The importance of external links goes way back to the first-ever search engine, AltaVista. Google then adopted the idea through its PageRank algorithm, which explicitly used external links as a mechanism to figure out which websites had the best content.
It’s easy to see why people think the search engines of today value external links highly, too.
How search engines evaluate external links
Not all external links are made equal. Having a backlink from the blog your brother started last month is not as strong a vote for your website as a site that pulls in millions of unique visitors each month.
This seems obvious given such an extreme example, but you might wonder how search engines decide the value of an external link.
There are many factors – things as simple as using anchor text with a relevant keyword and a lower density of other links on the same page are important. Even finer points like the ownership of both domains matter (does the same person or company own both sites?). You can’t get anything past Google!
However, the value of a website can ultimately be put down to two principal factors: popularity and relevancy.
Popularity
You’ve probably heard the term ‘domain authority’ bounced around. This is another way of saying a website is popular and trusted.

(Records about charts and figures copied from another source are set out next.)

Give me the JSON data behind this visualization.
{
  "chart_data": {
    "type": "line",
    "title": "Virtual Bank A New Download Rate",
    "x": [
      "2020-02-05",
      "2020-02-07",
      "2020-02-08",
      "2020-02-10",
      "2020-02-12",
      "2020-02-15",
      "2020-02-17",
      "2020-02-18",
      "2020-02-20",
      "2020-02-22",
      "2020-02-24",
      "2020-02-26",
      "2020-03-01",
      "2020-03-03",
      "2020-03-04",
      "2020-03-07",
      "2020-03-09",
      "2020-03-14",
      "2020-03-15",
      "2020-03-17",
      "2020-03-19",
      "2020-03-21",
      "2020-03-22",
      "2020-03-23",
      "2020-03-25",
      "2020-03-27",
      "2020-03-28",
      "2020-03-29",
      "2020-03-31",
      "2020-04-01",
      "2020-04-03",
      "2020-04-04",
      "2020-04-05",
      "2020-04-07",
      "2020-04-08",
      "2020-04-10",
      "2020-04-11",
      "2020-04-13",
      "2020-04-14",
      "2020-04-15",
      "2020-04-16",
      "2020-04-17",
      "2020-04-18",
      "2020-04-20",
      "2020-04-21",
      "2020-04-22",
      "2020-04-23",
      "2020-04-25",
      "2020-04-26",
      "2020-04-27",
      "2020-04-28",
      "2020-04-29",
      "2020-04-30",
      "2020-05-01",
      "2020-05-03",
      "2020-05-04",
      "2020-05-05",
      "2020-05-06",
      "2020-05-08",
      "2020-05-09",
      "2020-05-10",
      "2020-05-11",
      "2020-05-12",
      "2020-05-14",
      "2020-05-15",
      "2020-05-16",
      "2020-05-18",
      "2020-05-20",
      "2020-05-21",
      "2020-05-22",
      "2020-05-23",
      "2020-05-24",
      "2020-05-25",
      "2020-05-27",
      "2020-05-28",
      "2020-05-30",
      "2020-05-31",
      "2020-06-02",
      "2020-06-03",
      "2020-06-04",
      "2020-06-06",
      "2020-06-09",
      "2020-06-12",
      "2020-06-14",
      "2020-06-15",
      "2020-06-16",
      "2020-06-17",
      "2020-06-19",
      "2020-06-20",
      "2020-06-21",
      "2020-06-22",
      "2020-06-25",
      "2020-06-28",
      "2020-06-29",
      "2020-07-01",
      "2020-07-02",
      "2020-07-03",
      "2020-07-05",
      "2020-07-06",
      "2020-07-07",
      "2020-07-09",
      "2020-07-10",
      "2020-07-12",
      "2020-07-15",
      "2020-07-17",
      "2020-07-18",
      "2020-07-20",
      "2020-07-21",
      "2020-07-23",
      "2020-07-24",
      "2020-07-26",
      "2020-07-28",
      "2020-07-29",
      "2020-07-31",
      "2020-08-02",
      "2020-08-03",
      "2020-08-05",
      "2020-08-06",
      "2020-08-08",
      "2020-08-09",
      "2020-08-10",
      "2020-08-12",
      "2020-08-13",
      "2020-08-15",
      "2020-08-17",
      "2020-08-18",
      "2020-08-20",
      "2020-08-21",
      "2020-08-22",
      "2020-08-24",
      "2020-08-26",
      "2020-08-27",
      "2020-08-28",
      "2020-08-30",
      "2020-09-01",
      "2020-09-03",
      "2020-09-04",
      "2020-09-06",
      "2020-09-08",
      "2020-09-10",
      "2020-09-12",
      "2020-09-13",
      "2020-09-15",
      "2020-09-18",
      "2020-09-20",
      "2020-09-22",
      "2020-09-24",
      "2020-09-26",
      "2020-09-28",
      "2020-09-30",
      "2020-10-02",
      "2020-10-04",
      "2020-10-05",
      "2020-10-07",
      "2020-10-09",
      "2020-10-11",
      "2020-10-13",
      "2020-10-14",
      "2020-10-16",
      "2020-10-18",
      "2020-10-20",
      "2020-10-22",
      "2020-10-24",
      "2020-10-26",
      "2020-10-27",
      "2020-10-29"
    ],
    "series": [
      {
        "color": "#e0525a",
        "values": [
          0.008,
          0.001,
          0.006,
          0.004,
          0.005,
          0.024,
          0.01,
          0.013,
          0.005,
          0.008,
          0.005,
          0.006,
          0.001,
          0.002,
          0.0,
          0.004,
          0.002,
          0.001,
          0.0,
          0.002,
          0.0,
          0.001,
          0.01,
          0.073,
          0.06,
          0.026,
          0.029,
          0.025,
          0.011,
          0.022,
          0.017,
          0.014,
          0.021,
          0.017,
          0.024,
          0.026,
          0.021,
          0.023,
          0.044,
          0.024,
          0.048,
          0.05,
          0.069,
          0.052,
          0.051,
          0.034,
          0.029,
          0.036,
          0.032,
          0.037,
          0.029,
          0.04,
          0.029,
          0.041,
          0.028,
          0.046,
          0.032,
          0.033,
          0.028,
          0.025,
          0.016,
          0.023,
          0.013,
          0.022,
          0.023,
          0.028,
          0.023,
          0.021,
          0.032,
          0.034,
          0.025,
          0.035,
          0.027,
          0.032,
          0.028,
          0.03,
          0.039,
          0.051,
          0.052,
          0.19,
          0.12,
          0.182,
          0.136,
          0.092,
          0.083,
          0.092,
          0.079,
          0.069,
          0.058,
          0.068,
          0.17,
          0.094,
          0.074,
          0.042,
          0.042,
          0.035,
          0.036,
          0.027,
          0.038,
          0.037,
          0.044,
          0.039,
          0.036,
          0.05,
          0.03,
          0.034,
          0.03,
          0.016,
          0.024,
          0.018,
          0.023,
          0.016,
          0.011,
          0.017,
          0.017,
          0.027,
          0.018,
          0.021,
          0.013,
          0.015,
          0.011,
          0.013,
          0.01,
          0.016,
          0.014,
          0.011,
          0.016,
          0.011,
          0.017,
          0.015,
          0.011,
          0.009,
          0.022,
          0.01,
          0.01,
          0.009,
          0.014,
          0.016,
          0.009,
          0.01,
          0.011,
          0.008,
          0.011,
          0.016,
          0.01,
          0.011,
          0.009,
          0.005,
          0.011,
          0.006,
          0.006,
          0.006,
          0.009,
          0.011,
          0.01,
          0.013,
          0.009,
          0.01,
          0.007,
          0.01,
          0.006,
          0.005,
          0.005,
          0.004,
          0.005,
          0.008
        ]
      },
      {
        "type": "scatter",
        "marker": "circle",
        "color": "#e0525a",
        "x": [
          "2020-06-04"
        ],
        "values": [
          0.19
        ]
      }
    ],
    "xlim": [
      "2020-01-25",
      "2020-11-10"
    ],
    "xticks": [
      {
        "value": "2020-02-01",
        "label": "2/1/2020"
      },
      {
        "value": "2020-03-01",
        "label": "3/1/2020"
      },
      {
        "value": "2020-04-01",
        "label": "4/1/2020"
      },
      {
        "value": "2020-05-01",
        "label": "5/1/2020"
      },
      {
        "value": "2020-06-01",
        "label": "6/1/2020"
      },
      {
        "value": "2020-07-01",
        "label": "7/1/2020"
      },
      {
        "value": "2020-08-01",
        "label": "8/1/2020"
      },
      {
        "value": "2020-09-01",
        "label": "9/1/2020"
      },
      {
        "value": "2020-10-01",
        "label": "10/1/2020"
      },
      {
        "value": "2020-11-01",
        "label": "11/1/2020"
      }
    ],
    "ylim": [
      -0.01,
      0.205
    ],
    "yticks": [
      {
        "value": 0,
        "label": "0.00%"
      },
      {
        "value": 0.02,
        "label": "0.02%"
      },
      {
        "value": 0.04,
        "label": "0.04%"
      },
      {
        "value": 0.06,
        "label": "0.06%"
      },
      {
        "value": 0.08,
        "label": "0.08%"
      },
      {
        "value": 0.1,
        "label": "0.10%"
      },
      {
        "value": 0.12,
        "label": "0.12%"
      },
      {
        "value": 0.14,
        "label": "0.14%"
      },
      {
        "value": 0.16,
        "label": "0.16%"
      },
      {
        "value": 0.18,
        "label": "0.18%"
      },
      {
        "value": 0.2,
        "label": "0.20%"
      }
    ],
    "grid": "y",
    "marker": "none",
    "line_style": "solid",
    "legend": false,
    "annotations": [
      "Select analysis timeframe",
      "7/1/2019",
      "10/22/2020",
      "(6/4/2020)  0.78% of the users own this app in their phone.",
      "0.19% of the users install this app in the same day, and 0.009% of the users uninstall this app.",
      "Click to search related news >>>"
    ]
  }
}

Moz developed a ranking method that gives each website a score from 0 to 100 – the larger the number, the better. But don’t get bogged down with the numbers, and a site doesn’t need a near-perfect score to offer you a valuable link.
Relevancy
If you have a website about Korean skincare products and you get a backlink from a website full of technology and software reviews, that will flag up as being strange.
Even if the website has great domain authority and is extremely popular, search engines will realise through crawling both site indexes that relevancy is low. That’s bad news.
Having the right mix of popularity and relevancy is essential for effective external links.
How to use external links effectively
If you’re relying on another blog or website to upload your content or give you a backlink, you won’t have full control of exactly how they present their external links.
But here are some guidelines to remember if you have some control over the process.
We’ve already mentioned that search engines use anchor text to figure out the value of a link. So, make sure you choose anchor text that reflects relevant keywords within your topic. Also, the anchor text should only contain a few words, not an entire sentence.
Where possible, limit the number of external links within the article. Search engines will think your link is more valuable if it’s one of five links rather than one of 50.
You should also consider what the other external links in a post are. There shouldn’t be any links to your competitors, although sometimes the line is blurred between competitors and useful resources.
Bottom line
Now you know how important external links are, you can’t afford to wait any longer to implement an effective strategy. SEO is a slow process. Lots of medium-authority websites offer the chance to place guest posts on their sites, so take advantage of the opportunity.
However, writing content and reaching out to potential websites is a time-consuming and laborious process. If you’d prefer to invest in a service that will do it for you and get the results you want, consider trying a blogger outreach agency that already has the connections.
Although you won’t reap the fruits of your work immediately, you’ll be thanking yourself further down the line when your website is bringing in organic traffic.